Floyd Mayweather, Jr., reaches the midpoint of his six-fight, nearly $250-million victory lap on Saturday night when he faces quiet, clubbing Marcos Maidana at the MGM Grand Garden Arena in Las Vegas, Nevada.
For years, Mayweather events have been little more than grand exhibitions of sly matchmaking and wearisome promotion. Because “The Moment” involves Maidana, however, this card will appeal to anyone who appreciates an injection of meritocracy into a world that regards connections as tantamount to worth. Since losing a lopsided decision in his February 2012 welterweight debut, where the clutch-and-grab tactics of Devon Alexander not only stymied Maidana but also, incredibly, managed to make him boring, Maidana has reeled off four consecutive wins. In those wins, among them stoppages over fellow roughnecks Jesus Soto-Karass and Josesito Lopez, Maidana exhibited his power and vulnerability, while revealing technical improvements that, in all fairness, are usually ingrained by the amateurs. Better late than never, of course, whether it is a fighter learning to jab or earning a payday that changes his tax bracket.

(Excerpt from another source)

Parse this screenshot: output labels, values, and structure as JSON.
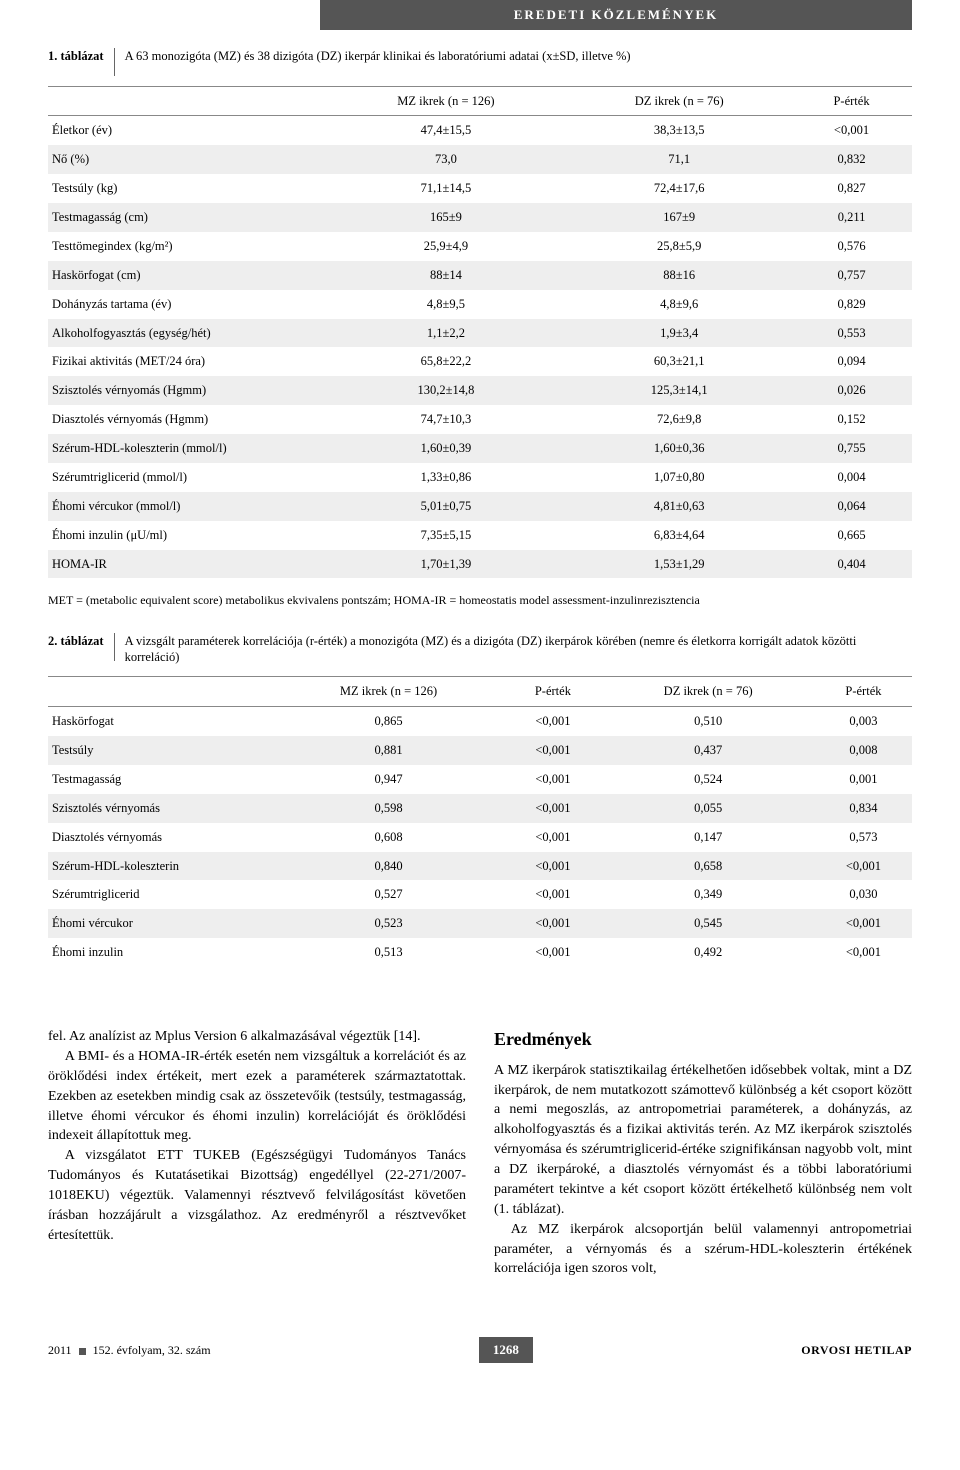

A winning streak and his reputation were enough to earn Maidana, Buenos Aires, Argentina, a crack at Adrien Broner last December. Broner, a circus act rather tenuously likened to Floyd Mayweather Jr.—and predominantly for characteristics that are useless once the bell rings—looked to dampen the criticism he suffered for his unremarkable victory over Paulie Malignaggi. Singling out the plodding, eminently hittable Maidana was a gaff Broner and his brain trust will struggle to recover from. That December night, a fighter whose appeal lay primarily in seeing him suffer his comeuppance, had this comeuppance forcefully, humiliatingly, and worst of all, prematurely dealt to him. Maidana, 35-3 (31), closed the year then, as deserving as anyone to play B-side to Mayweather. There, in the humble fighter who slugged his way to boxing’s greatest sweepstakes, is the aforementioned meritocracy.
Like horoscopes and fortune cookies, however, you should resist the urge to read too much—to read anything, really—into Maidana’s narrative. A number of factors went into his selection as Mayweather’s opponent, and the former’s claim to earning the fight likely ranks somewhere near the bottom of the list.
No, chances are better that Mayweather, once seemingly a lock to face Amir Khan, switched opponents to punish the breakable Brit for prematurely announcing Mayweather-Khan, and thereby stealing Mayweather’s thunder. Or that Mayweather, Las Vegas, Nevada, chose to exploit the revenge angle and put his hands on the man who smacked his protégé around (though it is doubtful that Mayweather cares a lick about avenging a fighter so excitedly speaking about the post-Mayweather era). Perhaps it was that Mayweather saw an opportunity to fight someone riding a crest of popularity, a man that represents, for a generational boxer like Mayweather, an even easier riddle to solve than Khan. (Is Maidana actually a softer touch than the porcelain speedster? Given the dwindling list of saleable Mayweather opponents, the answer to that question should be answered before the victory lap is through.)
For now, there is only Maidana. And with the idealism stripped away from the explanation of his presence, what becomes increasingly apparent is that, whatever his credentials, Maidana is viewed as just one more calculated mark by a fighter whose whip hand has an unbreakable grip.
This is not to belittle the earnest and unflappable Maidana. Whatever his shortcomings, Maidana is as proven a commodity as can be found, a bona fide slugger who takes plenty of leather, but is never more dangerous than when his opponents get overconfident. Maidana, 30, is in the ring to fight, and as Broner found out, so are you if “Chino” has his druthers.
There is nothing about him that gives Mayweather pause, however. At 37, Mayweather’s legs are aging, but the plodding Maidana will look like he is on rope rolls for as long as Mayweather chooses to fight at range. Despite his fleet feet, Mayweather need not play keep-away: with advantages in technique, quickness, defense and strength, he will be able to sit comfortably in the pocket against his heavy-handed foe. Maidana has diversified his offense under trainer Robert Garcia and plans to abuse Mayweather’s body in lieu of winging for a head forever hidden behind a leather bulwark. A winning strategy perhaps, but what is often overlooked in devising the means to hurting Mayweather is the price such a strategy demands. You do not strike Mayweather with impunity, if you strike him at all; if you have him in the pocket it is because he wants to be there, and for all the false hope you may build in the opening rounds, he has already catalogued your weaknesses. Mayweather, 45-0 (26), remains a daunting proposition.
There is plenty of fight in Maidana, to be sure; he can be trusted to persist in the hunt and to honor the opportunity presented to him. Rarely, however, and almost never when the disparity in class is as pronounced as it will be Saturday night, is volition and volume enough. “Money” should spend a few rounds parsing Maidana, a few more establishing his own glaring superiority, and whatever remains of the fight cruising to victory. What else would you expect of a victory lap?